The entire piece is worth reading and losing yourself in. She goes on to seek the answers to her questions in all kinds of detail. Things I’ll probably seek to find in different ways about myself when I leave New York. Like the author, I’m tired of the cycles. This time, the past must stay buried. I’m ready for new encounters and new loves.
Thanks, Kelly =)
I may eyeroll about fashion magazines, but that’s not because I don’t appreciate fashion — I do, I am just selective about who I allow to advise me on it.
At the top of my list, however, is my good friend Amira Marion. I’ve known her since my senior year of high school when I moved from Florida to Michigan, and she has taught me 90% of what I know about fashion. Her kind of style can rarely be found in a mall (except for when the stuff she designs ends up there), but rather in thrift shops. Name brands matter, but not as much as fabric, and nothing matters as much as a perfect fit. She taught me that all fashion rules are myths (eg: you should never wear black and brown together), to embrace my natural waistline, and that everything essentially comes down to confidence.
Today she came over and helped me pack up my closet. In only two hours, we went through every item and decided whether it should be donated, sold to Beacon’s Closet (a thrift store in Williamsburg that selectively buys quality/unique clothes), sold in her personal online vintage store, put into storage, or taken with me. It’s great to have a friend who studied under Tim Gunn in times like this. Now I’m all set with a minimal travel wardrobe suited for business meetings and lying on a beach in Thailand.
Packing up my things from piles into bags, I folded all my storage items with care, remembering the times I’ve worn them in NYC. I thought about how exciting it’s going to be to take them out in a year or so and rediscover forgotten items. But I couldn’t help but feel the sad sense of not knowing when the next time I would see these things again will be.
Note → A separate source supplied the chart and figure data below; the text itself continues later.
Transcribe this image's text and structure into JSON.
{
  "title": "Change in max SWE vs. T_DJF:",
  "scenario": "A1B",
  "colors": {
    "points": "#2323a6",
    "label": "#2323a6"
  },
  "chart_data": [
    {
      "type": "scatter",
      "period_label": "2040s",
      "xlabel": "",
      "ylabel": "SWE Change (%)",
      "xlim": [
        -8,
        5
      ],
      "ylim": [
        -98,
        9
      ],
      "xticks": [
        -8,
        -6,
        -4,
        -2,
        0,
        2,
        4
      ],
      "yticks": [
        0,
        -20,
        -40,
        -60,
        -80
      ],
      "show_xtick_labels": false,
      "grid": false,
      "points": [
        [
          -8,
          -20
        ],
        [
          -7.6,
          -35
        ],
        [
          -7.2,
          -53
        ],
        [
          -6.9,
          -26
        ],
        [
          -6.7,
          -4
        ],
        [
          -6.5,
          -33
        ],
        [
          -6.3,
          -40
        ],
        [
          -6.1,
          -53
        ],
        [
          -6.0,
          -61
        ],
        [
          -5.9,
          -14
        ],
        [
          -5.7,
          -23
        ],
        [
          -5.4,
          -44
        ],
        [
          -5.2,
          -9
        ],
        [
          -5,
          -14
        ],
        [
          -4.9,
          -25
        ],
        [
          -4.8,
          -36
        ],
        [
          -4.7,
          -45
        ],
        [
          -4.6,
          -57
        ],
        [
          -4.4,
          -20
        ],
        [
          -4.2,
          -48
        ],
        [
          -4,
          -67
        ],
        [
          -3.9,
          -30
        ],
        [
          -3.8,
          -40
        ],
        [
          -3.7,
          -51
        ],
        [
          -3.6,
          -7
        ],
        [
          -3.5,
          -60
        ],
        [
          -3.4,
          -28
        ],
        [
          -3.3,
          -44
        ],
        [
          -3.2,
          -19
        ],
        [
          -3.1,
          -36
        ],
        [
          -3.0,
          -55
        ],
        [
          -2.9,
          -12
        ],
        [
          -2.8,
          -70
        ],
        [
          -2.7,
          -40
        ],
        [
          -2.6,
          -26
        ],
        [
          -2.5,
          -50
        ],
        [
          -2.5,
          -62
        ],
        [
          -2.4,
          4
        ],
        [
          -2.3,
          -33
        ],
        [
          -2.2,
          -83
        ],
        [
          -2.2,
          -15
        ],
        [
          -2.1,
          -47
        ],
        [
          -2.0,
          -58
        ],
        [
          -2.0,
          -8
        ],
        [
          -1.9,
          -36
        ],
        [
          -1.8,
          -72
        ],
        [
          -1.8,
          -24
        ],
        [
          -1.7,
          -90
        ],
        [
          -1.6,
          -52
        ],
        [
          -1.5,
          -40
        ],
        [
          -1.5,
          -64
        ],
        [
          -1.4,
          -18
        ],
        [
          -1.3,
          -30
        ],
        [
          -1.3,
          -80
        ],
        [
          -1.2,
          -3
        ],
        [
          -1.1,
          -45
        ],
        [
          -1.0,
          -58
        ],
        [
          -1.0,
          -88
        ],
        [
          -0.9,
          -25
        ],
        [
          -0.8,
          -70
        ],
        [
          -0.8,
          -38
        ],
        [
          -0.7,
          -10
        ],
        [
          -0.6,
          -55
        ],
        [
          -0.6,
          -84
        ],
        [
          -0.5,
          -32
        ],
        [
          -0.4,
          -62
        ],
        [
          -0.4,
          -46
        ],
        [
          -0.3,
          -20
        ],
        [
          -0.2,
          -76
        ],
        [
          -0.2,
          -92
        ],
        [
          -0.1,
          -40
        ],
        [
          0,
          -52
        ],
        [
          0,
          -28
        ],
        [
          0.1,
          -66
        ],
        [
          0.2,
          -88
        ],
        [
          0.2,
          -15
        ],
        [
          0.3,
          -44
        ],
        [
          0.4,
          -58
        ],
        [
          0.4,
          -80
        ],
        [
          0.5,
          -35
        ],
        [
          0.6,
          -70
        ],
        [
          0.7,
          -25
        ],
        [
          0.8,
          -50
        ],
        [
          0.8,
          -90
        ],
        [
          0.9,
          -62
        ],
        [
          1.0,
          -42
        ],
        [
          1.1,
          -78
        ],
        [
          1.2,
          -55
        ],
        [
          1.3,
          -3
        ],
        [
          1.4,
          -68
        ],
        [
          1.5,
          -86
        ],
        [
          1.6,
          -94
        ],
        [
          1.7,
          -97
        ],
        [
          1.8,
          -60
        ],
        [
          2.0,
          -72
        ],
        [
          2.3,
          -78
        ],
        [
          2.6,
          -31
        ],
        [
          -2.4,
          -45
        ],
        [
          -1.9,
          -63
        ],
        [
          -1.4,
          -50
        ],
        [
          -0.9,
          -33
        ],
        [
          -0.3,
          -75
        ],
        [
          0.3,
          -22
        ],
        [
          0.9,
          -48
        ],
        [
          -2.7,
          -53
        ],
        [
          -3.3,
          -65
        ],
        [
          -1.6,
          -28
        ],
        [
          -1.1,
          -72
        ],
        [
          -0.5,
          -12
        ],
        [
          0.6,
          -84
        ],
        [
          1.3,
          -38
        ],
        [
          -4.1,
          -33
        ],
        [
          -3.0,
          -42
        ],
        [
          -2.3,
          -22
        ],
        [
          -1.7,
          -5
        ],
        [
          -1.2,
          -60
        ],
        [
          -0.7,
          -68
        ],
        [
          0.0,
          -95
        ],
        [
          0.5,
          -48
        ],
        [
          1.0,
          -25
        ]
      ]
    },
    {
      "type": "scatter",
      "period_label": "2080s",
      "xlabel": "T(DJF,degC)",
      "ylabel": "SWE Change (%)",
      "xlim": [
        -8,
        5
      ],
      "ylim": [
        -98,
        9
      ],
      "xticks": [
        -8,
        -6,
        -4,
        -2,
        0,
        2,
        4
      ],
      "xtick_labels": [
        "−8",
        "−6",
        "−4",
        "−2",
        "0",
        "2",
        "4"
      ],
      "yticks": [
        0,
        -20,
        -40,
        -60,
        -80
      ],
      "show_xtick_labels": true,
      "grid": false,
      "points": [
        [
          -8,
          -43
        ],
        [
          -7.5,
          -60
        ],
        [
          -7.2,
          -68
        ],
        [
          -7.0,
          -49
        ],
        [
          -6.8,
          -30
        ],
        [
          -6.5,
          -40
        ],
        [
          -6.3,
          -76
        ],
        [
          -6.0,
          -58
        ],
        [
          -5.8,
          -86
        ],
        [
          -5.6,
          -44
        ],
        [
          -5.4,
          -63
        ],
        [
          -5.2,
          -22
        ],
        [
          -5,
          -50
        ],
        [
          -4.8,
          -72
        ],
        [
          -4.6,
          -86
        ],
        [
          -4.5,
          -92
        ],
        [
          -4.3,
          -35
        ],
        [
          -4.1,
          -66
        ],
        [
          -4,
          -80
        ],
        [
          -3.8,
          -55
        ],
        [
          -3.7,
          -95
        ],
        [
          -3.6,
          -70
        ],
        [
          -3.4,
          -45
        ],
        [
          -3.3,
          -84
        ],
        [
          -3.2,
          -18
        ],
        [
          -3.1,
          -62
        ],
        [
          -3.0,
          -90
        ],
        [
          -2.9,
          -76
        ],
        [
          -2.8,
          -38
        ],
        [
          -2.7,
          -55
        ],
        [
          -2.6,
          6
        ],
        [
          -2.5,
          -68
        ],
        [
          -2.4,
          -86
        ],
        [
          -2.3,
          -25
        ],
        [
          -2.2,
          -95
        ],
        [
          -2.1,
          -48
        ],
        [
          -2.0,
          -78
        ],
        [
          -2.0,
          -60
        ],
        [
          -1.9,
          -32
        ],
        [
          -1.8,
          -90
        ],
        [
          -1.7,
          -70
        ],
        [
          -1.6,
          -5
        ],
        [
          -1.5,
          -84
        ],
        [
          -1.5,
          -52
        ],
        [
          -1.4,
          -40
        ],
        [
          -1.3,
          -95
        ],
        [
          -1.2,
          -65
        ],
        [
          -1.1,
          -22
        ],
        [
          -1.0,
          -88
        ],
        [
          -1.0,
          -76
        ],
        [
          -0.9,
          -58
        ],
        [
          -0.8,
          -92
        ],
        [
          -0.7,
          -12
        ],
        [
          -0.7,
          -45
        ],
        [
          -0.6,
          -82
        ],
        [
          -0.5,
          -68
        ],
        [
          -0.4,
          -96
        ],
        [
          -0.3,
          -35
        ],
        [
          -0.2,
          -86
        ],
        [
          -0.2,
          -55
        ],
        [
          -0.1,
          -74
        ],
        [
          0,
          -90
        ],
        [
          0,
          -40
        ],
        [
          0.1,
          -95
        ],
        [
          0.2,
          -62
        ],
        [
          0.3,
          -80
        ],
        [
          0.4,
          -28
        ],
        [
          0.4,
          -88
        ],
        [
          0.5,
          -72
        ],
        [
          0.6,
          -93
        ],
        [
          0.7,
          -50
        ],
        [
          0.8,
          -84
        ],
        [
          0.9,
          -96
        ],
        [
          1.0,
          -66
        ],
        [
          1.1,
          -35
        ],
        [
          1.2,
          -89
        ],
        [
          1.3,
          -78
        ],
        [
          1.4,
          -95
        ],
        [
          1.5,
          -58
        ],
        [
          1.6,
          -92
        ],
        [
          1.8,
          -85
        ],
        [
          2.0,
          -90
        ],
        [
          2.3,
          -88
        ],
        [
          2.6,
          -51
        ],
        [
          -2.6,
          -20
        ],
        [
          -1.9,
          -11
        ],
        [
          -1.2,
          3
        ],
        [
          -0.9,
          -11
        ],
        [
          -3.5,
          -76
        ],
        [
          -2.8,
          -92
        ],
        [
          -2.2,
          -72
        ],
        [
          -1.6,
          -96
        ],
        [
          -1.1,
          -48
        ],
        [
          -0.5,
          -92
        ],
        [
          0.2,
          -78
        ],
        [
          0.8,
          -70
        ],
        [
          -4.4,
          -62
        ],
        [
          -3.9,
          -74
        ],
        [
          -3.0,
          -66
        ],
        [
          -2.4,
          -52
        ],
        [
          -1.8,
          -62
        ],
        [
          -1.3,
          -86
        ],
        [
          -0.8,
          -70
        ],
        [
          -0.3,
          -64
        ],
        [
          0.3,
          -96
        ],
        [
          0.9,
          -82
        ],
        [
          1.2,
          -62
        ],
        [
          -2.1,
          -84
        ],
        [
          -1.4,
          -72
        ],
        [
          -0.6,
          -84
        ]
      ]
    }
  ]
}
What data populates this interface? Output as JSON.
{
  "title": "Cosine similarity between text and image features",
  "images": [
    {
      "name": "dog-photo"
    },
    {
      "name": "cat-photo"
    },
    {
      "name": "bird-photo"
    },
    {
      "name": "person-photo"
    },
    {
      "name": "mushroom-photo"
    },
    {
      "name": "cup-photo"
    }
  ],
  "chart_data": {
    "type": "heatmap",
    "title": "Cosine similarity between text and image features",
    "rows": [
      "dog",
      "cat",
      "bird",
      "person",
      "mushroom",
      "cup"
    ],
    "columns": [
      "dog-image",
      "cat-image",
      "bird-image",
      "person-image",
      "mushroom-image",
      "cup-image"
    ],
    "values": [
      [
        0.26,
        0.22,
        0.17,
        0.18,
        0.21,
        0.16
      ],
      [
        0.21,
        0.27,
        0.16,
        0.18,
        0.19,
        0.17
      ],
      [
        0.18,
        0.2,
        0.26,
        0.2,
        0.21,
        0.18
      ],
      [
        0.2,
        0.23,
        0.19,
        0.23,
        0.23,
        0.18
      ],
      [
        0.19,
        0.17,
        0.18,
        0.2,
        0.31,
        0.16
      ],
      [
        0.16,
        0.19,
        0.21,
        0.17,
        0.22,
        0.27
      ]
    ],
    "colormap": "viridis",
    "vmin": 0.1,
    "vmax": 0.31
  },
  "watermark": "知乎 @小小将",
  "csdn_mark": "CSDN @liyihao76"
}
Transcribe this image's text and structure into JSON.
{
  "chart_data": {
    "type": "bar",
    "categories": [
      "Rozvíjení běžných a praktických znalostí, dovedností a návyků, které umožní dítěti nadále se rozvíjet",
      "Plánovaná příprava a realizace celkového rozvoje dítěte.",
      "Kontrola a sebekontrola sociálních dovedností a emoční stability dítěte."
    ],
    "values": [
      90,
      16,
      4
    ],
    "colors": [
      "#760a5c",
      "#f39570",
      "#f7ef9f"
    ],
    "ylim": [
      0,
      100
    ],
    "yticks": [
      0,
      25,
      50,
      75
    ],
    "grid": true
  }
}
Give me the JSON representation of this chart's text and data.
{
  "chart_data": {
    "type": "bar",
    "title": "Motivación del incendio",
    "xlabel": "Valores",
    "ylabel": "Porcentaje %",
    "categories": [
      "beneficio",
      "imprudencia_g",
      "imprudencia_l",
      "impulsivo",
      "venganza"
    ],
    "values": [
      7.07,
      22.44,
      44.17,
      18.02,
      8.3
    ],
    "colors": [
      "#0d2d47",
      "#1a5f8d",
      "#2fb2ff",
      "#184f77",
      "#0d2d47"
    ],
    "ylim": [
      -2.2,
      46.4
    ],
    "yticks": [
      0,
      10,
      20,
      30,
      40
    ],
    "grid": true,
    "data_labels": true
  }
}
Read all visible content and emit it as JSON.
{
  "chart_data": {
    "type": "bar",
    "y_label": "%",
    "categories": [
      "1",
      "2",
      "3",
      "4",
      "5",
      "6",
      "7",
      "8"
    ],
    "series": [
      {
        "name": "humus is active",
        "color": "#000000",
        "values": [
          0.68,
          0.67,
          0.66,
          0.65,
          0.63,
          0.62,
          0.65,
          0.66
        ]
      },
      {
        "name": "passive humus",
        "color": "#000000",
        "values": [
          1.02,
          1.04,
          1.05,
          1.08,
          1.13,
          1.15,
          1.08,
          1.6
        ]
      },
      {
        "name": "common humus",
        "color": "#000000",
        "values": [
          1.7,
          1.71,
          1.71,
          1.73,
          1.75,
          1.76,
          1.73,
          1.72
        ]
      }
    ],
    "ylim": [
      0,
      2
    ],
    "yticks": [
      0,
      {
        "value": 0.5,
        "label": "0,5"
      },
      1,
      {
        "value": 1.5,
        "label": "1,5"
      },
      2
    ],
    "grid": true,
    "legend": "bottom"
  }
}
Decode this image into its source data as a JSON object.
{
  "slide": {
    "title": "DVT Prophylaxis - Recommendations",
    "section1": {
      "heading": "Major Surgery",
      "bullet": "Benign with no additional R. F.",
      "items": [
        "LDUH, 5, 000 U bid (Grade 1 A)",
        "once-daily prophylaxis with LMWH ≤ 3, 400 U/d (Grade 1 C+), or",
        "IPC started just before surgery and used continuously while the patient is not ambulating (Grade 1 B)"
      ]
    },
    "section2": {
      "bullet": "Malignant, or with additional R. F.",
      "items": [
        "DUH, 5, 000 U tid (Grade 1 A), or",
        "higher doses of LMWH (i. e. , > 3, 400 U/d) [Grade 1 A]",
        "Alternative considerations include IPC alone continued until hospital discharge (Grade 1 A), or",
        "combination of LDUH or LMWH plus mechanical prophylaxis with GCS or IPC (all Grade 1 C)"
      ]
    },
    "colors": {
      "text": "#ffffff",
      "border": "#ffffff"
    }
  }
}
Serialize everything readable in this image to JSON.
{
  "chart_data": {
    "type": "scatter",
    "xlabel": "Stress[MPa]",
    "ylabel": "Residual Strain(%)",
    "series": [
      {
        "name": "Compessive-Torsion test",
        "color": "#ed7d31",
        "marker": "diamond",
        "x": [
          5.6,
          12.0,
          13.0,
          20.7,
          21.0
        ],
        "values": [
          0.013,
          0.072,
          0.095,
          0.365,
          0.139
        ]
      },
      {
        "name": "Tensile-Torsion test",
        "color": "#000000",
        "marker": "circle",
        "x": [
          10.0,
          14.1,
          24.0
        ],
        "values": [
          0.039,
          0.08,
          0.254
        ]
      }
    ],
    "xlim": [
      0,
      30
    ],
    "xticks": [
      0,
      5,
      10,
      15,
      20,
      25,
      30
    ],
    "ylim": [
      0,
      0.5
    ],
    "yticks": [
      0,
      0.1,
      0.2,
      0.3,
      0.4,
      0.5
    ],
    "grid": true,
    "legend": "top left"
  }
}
And these are just clothes. I am doing everything I can to not think about the fact that I’m going to have to go through this with actual people. This is why I’m on the fence about having any kind of goodbye party. It’s not even goodbye, it’s just “see ya later,” but if I had a goodbye party I’d just get drunk and cry the whole time, and who wants to go to that. Not me, no thank you.
Anyways, I’m leaving soon, very soon. If you want to see me, come to Bushwick to cowork/eat/drink and meet my new parakeet, Twitter. In some kind of freakishly weird twist of fate, he flew into my apartment on Saturday and he’s pretty happy hanging out with me. I don’t know what I’m going to do with him yet, but it will involve a loving home, so if anyone has any ideas let me know. Twitter, we’ll make it work <3
It’s 2:23 am and I won’t sleep until I finish the essay I’m working on. This is getting me there.
I just deleted everything I wrote. I must not fear. Fear is the mind-killer.